Tuesday, May 15, 2007

valley inn - cars out

Car free valley inn road in the cards: here's the spectator report on an open house to show the design.
A car free valley inn will enhance the natural setting at the mouth of Grindstone Creek where it enters Hamilton Harbour. It will also be an important part of the cycling network once work begins on the York Street Bike Lanes, due for construction this year (2007)

Walk or bike it, but no more cars

By Daniel Nolan
The Hamilton Spectator
(May 15, 2007)

The days are numbered for driving across the clattering timber deck of the Valley Inn Road bridge.

The deck is slated to be replaced this fall in a $200,000 rehabilitation project, which will also close the bridge linking Hamilton to Burlington over the Grindstone Creek to vehicle traffic. It will then be open only to pedestrians and cyclists.

The city held an open house last night to show residents what it has been working on for the bridge redesign since the spring of 2006. The present structure is a Bailey bridge, a military-style portable bridge, which was installed soon after the previous bridge collapsed beneath a truck May 5, 1965. A bridge has been at the site since the late 1800s.

There was talk of replacing the Bailey, but city officials decided to upgrade it, replace the decaying deck and also fund beautifying the area. This includes a 15-car parking lot at the top of Valley Inn Road (named for an old hotel which burned down in 1928) and a lookout into Sunfish Pond.

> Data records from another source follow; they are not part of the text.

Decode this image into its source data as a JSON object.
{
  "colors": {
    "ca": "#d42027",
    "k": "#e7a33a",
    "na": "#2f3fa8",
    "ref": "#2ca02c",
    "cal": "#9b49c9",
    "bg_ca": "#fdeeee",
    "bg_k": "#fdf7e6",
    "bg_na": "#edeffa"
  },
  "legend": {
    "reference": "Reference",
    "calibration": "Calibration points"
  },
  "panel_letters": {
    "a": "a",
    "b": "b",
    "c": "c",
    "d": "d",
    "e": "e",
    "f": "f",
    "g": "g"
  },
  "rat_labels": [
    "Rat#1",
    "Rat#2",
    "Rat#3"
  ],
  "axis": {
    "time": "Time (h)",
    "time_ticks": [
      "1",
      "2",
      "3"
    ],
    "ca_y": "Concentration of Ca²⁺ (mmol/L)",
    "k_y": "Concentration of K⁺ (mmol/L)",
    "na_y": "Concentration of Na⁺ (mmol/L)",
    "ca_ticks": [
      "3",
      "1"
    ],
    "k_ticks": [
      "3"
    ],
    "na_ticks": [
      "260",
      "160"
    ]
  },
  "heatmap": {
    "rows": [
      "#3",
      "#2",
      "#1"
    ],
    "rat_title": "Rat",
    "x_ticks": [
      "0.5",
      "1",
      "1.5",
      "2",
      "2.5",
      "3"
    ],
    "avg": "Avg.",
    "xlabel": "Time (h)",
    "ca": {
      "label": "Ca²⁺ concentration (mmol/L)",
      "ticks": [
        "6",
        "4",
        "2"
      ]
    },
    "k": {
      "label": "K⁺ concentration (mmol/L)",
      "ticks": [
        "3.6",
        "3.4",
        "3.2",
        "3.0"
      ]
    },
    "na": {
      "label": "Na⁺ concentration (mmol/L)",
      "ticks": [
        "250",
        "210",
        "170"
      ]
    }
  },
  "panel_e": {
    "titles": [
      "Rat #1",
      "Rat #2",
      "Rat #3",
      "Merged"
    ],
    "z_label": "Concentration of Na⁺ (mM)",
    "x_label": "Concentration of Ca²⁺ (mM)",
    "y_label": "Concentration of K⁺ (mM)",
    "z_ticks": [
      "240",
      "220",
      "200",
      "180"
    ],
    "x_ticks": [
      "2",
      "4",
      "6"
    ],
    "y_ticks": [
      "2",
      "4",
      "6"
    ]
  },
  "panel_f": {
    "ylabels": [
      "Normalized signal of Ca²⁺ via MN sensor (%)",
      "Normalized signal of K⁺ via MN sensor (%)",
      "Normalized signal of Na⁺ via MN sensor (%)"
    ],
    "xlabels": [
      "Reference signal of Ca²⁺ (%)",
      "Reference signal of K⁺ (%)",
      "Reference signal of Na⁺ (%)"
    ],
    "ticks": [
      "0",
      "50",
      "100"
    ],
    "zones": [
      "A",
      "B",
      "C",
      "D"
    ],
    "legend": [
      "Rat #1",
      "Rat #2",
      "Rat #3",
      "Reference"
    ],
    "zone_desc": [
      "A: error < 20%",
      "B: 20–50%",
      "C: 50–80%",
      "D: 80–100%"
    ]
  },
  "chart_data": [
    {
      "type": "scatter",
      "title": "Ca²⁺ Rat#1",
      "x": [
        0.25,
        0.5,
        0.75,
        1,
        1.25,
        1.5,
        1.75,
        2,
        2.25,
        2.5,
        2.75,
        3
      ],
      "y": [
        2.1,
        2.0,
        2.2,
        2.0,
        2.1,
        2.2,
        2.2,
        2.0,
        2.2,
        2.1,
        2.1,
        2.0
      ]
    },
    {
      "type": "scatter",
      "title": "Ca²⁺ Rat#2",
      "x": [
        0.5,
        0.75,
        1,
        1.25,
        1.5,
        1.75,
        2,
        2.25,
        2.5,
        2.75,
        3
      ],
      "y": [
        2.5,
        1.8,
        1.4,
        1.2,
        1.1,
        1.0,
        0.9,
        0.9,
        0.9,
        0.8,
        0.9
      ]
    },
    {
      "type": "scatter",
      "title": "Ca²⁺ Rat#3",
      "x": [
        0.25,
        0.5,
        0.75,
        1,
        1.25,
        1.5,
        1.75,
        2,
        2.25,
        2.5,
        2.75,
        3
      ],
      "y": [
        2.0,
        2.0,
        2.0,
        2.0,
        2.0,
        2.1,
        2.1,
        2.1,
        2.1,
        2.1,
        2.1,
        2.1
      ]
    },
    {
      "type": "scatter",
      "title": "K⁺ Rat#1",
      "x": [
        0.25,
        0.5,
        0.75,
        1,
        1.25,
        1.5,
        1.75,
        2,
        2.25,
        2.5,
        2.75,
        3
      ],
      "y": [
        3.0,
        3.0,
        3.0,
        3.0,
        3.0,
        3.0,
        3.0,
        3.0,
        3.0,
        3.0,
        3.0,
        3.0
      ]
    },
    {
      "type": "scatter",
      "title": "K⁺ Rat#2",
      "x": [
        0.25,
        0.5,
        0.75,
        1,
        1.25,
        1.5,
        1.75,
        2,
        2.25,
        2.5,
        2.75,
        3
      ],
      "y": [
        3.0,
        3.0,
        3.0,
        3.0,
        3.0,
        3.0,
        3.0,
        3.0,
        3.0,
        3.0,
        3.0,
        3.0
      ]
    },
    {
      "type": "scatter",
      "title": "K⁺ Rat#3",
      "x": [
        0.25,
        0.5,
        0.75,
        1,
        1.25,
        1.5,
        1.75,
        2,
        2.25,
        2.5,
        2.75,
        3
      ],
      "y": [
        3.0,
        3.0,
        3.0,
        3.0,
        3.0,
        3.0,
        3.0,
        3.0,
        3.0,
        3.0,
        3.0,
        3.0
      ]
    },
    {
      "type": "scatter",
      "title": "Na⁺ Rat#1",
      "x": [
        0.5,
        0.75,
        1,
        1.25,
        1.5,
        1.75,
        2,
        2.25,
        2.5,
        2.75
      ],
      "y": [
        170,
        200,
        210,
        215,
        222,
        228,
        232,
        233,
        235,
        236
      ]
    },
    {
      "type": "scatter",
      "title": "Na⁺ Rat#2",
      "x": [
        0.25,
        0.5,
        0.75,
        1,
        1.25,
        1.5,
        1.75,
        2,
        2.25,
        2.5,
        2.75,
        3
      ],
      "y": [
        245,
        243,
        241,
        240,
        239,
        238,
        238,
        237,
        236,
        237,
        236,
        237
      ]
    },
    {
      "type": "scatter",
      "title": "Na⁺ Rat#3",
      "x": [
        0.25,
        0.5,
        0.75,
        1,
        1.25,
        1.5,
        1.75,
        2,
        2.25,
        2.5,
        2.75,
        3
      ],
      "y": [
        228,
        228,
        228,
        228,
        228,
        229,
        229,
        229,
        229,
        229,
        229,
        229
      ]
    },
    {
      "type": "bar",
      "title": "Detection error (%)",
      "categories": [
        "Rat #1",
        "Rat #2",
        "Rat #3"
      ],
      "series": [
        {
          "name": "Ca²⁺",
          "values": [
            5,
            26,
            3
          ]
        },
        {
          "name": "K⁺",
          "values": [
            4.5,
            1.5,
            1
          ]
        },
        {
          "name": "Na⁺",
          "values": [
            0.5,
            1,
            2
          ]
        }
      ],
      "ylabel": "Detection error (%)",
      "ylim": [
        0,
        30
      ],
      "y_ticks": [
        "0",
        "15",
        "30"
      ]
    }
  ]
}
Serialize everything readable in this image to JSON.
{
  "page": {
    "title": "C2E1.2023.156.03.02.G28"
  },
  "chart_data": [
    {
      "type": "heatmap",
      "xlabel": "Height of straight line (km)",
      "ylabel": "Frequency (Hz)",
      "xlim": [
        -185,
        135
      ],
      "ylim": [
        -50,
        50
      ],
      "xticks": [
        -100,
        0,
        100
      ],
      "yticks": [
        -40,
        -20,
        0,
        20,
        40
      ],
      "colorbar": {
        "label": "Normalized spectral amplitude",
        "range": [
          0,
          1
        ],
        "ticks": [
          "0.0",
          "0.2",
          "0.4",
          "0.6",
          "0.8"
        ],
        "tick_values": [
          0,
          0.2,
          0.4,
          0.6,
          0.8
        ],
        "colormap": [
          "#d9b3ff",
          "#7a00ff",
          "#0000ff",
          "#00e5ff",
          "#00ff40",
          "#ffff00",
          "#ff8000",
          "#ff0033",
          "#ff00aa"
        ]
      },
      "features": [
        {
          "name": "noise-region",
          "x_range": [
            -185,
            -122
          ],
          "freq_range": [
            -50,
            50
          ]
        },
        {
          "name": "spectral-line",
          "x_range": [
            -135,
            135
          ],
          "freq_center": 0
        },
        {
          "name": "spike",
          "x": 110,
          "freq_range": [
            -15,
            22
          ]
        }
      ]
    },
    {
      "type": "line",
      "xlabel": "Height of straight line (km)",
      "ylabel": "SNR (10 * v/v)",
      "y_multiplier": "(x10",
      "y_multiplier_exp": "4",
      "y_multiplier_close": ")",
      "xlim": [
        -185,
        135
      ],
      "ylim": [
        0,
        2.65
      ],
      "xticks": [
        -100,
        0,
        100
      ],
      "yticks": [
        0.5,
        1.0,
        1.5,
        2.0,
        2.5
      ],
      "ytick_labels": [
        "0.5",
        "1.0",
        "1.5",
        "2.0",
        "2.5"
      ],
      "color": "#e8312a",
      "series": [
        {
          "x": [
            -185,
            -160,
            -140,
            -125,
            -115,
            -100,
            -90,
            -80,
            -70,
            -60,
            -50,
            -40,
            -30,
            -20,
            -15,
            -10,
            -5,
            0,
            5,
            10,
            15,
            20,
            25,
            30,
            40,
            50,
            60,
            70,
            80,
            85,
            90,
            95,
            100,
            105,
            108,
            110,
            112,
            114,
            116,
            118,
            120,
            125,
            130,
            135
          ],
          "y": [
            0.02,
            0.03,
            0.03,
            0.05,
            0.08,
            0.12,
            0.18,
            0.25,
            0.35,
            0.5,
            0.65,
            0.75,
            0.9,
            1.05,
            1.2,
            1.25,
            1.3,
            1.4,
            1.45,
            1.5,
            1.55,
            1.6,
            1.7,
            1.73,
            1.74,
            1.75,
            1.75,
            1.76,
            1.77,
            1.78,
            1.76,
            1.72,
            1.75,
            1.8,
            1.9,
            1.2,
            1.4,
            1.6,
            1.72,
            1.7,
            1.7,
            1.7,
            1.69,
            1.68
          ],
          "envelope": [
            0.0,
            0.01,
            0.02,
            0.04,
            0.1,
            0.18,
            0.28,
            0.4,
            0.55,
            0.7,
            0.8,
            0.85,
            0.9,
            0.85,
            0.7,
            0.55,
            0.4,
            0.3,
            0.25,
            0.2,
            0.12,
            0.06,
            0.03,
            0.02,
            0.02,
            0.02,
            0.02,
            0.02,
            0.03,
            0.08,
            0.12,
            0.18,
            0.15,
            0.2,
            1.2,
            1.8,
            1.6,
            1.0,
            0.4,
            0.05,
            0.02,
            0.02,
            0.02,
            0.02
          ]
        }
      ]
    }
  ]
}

About two dozen people visited the open house. Lorissa Skrypniak, acting senior project manager, said the majority of comments have been "fairly positive," but she admitted some don't like to see the bridge closed to traffic. An environmental assessment has determined it should be closed to vehicles.

Randy Kay, a member of Transportation for Livable Communities, liked the change. "It's going to make it more intact environmentally and you can forget about traffic and think of other things," said the avid cyclist.

Keith Black, a retired Dofasco worker, believed it was a mistake to ban vehicles. "If it was good for people a hundred years ago, it's good for the people today," he said.